Cuando me tocó a mí, después de la bronca, el dolor, el estrés de los trámites que hay que realizar y de toparse con un sinfín de protocolos -que logran agotar la poca confianza que nos queda-, tuve que hacerme cargo de mi descuido y aceptarlo.
¿Qué nos deja una estafa además de la cuenta vacía?, experiencia y reflexión, porque si no aprendemos desde el dolor difícilmente comprendamos que el mundo en el que vivimos tiene todo lo que no queremos ver y tampoco sentir.
Una estafa te hace revaluar los valores, la confianza, la palabra y comprender que del otro lado hay personas expertas en vulnerarlos. La mayoría no creemos que los otros quieren abusarnos, lastimarnos o robarnos, sin embargo hay muchos que día a día se especializan con la tecnología, la inteligencia artificial, y la necesidad para sacar lo mucho o poco que uno tenga.

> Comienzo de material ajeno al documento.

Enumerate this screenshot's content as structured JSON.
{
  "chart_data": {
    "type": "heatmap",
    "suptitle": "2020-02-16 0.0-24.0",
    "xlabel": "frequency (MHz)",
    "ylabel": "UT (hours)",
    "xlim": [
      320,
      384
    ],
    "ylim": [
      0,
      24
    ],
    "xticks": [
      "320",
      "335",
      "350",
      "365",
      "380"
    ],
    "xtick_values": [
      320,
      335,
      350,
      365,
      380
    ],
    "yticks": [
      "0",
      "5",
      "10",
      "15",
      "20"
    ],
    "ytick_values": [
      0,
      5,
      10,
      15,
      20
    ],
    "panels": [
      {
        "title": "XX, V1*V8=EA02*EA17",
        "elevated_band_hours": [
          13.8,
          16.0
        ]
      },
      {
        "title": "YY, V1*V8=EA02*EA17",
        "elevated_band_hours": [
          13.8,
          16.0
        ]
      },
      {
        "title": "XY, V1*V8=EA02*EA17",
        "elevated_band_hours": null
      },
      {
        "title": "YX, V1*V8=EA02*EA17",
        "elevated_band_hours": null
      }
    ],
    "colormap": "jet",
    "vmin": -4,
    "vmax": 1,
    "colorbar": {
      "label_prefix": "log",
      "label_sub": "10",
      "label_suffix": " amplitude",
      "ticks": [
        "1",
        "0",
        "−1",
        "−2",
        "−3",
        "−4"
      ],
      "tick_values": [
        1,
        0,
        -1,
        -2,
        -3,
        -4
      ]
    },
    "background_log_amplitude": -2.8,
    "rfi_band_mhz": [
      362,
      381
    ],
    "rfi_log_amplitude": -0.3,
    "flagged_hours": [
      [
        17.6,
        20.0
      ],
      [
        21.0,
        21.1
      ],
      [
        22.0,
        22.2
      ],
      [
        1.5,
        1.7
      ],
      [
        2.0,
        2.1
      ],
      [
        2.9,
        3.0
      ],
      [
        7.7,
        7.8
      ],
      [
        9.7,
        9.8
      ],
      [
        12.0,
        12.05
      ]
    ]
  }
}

Sin embargo hay algo que no pueden robarnos y es lo que somos, lo que valemos, lo que entregamos, lo bueno de cada uno y lo positivo que no arranca con una mentira.
Lo más importante después de una estafa, es la red de afectos y solidaridad que se abre cuando esto sucede: familia, amigos, conocidos, compañeros de trabajo que extienden su mano para ayudar desde lo mucho o lo poco para que el dolor sea más llevadero mientras volvemos, nuevamente, a ser lo que somos y que no pudieron robarnos.